Non esiste alcuna simmetria nel sapere. Chi non conosce la grammatica non può ridere di un filosofo. E gli stolti hanno il riso facile. La volgarità è facile al riso. Volgarità che è nell’anima prima ancora che nelle parole. Leggo sul Fatto quotidiano (Lunedì 12 gennaio 2015) di una trasmissione televisiva (South Park) in cui si recita “la Madonna caga sangue dal culo sul Papa – per poi scoprire che no, non sta sanguinando dal culo. Sta sanguinando dalla vagina ed è normale che le pollastrelle sanguinino dalla vagina (testuali parole del Papa in versione South Park)”. Parole che mi è offensivo scrivere. Satira? Libertà di espressione? No, è l’orrore!

Si attribuisce a Voltaire la frase “Combatterò tutta la vita le tue idee, ma sono disposto a dare la vita perché tu possa esprimerle”. Pienamente d’accordo, ogni libertà compresa la libertà di stampa è inviolabile. Nessuna censura. Ma religioso o laico che sia, la volgarità va fermamente combattuta tutta la vita. Nei media come nella quotidianità. Chiamare satira la volgarità è una bestemmia. Diverso è il riso che bacia l’essente. I cattivi ridono sempre.

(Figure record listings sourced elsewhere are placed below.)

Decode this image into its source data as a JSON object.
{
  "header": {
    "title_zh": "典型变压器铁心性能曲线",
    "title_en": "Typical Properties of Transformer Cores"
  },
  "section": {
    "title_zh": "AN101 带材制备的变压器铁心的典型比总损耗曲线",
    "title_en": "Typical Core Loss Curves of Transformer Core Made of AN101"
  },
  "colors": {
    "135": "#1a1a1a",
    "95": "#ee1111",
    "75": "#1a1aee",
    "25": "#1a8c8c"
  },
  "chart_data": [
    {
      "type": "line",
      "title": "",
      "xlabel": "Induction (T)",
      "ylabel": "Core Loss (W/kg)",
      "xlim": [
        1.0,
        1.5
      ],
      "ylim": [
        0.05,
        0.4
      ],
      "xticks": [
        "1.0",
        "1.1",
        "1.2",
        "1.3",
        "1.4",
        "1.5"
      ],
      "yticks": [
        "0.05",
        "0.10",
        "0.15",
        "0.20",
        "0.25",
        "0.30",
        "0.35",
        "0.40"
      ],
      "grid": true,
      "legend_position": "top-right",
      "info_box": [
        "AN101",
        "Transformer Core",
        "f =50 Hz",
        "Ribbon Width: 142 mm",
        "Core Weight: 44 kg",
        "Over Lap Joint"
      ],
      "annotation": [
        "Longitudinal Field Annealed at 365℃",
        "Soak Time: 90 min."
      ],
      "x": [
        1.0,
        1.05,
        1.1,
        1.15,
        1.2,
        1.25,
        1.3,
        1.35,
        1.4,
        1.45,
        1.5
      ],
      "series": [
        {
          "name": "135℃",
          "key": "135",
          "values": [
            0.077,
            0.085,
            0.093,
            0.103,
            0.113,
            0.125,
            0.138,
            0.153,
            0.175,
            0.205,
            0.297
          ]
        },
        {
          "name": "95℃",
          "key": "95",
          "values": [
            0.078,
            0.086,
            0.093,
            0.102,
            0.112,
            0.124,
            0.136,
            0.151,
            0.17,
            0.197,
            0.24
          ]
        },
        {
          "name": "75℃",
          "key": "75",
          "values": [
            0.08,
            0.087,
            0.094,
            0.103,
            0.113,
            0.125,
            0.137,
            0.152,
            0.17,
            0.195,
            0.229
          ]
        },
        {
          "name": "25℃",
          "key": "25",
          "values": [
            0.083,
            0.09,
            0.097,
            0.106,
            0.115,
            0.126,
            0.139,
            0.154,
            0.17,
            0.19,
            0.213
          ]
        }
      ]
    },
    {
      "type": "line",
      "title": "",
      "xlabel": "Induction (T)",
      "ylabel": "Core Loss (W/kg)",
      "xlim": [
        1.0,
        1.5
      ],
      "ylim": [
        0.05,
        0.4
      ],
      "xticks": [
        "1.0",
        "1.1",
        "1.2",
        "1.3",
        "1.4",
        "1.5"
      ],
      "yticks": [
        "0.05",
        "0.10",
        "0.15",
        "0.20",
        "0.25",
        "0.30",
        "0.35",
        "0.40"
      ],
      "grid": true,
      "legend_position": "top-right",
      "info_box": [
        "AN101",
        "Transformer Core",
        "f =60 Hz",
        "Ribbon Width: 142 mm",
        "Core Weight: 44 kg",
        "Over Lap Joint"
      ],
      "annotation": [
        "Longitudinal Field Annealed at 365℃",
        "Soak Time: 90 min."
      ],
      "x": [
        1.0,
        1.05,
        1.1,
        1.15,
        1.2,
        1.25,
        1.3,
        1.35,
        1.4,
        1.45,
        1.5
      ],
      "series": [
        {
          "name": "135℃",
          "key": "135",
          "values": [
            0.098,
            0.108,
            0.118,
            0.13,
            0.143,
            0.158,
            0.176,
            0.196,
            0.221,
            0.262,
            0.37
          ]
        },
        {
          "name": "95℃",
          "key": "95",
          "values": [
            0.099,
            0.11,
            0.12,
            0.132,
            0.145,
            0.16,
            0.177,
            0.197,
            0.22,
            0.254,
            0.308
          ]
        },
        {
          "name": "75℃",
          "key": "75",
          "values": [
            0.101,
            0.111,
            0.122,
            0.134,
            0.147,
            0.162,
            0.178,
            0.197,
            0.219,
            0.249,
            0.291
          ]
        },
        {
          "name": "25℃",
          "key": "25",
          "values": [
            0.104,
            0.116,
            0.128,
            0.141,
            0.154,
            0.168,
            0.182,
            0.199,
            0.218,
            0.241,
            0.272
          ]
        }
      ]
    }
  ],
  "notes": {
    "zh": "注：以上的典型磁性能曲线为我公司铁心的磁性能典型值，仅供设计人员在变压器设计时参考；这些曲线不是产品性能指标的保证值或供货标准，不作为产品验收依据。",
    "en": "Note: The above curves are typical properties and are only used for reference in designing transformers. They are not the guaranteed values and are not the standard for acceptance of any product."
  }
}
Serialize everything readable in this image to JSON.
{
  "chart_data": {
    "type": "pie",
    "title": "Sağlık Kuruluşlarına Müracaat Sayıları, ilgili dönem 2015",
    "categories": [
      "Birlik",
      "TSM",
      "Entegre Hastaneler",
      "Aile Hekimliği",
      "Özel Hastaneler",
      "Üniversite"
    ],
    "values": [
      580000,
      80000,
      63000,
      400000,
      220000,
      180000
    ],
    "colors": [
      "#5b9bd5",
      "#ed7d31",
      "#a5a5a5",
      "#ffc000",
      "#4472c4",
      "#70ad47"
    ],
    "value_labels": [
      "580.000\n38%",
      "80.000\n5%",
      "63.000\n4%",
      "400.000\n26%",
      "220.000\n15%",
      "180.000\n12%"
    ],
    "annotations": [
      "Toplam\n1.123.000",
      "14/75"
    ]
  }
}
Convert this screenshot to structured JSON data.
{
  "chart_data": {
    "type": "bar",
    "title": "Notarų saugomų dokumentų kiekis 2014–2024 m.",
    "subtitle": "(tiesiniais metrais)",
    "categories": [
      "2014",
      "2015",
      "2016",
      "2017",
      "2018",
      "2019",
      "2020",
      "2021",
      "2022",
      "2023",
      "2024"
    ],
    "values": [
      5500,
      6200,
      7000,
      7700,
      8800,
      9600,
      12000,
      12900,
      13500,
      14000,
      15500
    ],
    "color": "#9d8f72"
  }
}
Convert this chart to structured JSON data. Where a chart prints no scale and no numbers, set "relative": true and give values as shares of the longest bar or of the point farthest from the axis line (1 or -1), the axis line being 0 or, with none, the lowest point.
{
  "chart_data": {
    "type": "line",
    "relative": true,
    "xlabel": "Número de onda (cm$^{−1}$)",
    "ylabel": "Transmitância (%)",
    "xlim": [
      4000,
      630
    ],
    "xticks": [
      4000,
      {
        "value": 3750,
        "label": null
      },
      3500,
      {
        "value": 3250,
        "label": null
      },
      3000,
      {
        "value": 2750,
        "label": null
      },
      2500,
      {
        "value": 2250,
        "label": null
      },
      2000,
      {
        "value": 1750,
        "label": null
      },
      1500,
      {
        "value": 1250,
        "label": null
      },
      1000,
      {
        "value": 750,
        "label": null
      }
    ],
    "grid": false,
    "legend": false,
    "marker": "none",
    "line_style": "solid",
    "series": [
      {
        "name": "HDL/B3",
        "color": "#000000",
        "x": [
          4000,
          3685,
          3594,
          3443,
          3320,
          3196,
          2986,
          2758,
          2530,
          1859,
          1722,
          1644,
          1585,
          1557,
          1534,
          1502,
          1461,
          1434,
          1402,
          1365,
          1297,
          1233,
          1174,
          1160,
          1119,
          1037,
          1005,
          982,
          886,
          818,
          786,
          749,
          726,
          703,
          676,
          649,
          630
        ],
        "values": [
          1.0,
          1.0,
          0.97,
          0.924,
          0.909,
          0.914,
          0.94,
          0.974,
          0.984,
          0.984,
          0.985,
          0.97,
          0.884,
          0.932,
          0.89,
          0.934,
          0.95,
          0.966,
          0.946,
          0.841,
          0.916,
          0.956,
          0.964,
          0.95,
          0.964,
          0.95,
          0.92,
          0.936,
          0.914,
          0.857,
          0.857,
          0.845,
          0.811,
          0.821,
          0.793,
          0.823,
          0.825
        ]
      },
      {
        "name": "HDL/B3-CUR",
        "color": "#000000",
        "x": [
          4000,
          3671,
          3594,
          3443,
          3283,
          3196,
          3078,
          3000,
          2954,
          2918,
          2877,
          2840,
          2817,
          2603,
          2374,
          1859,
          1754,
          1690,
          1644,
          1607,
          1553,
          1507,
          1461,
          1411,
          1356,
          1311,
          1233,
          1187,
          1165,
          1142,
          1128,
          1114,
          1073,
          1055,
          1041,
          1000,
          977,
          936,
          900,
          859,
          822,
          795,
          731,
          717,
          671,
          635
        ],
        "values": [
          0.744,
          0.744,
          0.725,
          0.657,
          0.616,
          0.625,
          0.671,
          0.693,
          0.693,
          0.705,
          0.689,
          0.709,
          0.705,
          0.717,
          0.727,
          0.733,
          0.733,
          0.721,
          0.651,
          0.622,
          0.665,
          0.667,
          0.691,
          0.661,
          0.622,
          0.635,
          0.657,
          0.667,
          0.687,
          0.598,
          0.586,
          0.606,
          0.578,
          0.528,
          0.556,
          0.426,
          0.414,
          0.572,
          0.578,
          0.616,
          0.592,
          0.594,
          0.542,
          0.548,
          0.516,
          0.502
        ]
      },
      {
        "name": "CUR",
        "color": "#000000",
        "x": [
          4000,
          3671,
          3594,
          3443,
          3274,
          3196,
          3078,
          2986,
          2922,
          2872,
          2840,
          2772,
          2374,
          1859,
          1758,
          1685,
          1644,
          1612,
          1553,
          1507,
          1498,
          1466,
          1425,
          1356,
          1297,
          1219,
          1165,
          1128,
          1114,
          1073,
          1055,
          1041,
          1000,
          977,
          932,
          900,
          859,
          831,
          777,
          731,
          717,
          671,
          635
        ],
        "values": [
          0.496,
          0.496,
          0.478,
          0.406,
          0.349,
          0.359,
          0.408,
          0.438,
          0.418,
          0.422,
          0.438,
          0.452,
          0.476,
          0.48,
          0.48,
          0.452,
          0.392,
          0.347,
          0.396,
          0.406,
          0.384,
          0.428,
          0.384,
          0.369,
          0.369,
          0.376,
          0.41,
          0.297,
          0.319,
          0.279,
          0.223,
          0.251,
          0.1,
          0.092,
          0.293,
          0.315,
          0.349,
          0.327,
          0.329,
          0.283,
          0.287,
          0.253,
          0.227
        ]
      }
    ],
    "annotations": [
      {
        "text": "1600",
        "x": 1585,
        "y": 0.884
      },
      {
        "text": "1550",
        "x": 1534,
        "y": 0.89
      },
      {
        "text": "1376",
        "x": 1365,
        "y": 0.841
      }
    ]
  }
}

Je suis Chiarlie? Quanti possono dire di aver conosciuto Charlie Hebdo?
“Je suis Chiarlie” era scritto sulla maglietta di Vauro nell’ultima trasmissione di Piazza pulita di Michele Santoro, Vauro che da vignettista Charlie Hebdo l’aveva conosciuto.
Vauro è stato accusato di aver criticato in passato Charlie Hebdo, si era espresso sul pericolo che la rivista correva ridicolizzando l’Islam, è stato accusato per questo di essere ipocrita nell’indossare tale indumento. Il quotidiano Libero, la cui stessa testata offende il principio che invoca e il cui il pensiero debole fa vendere vendendo fango, riprendeva il tema e l’accusa. Ma che relazione c’è tra criticare una persona e desiderarne la morte fino ad ucciderla?

Per un verso Vauro ha indubbiamente fatto bene a indossare la maglietta, per un altro ci si deve domandare se indossarla è un gesto per difendere la vita e la libertà di espressione o appoggiare le idee di “eroi” del cui operato non sappiamo nulla.
Eroi? Chiamereste eroi chi ha proferito frasi come quella sopra riportata? La morte non santifica. La pietas dovuta ai morti e che tutti ci assolve è solo il perdono finale. Il pensiero debole ora si chiede “ma quella è stata proferita da una trasmissione americana e non da Charlie” e ancora “che ne sappiamo noi della satira di Charlie?”. Appunto! Dio mio, quanta pazienza … personalmente credo che abbiamo il diritto di critica solo in casa nostra e se le critiche debbono essere come quella succitata neppure in casa nostra. Pena il disprezzo, non la morte.

Il circo mediatico scatenato e senza freni ha ancora una volta offerto lo spettacolo di una pretesa unità di oppressi e oppressori, dimentica per un giorno dei conflitti in casa propria. Per certo io non sono Charlie, sono disposto a appoggiare ogni satira, ma non sono disposto ad accettare la volgarità. Le religioni hanno per certo molti aspetti ridicoli che vanno sconfessati, sconfessati per mezzo della denuncia e della provocazione fino a dare scandalo, ma lo scandalo deve riguardare solo quegli aspetti che la ridicolizzano nel rispetto e in aiuto di chi si sta ridicolizzando per quello che chi viene investito è in grado di digerire, altrimenti è bullismo: il compiacersi tra pari di essere felici della propria appartenenza disprezzando il prossimo.

Il cinismo dei media che si concretizza in una satira che offende anziché provocare offende la verità. Giornalismo non è informare, ma contribuire a far emergere la verità.
Si chiacchiera sull’accaduto. Ci siamo dimenticati dell’essere, dell’ente fonte dell’informazione. Solo la cultura ci salverà.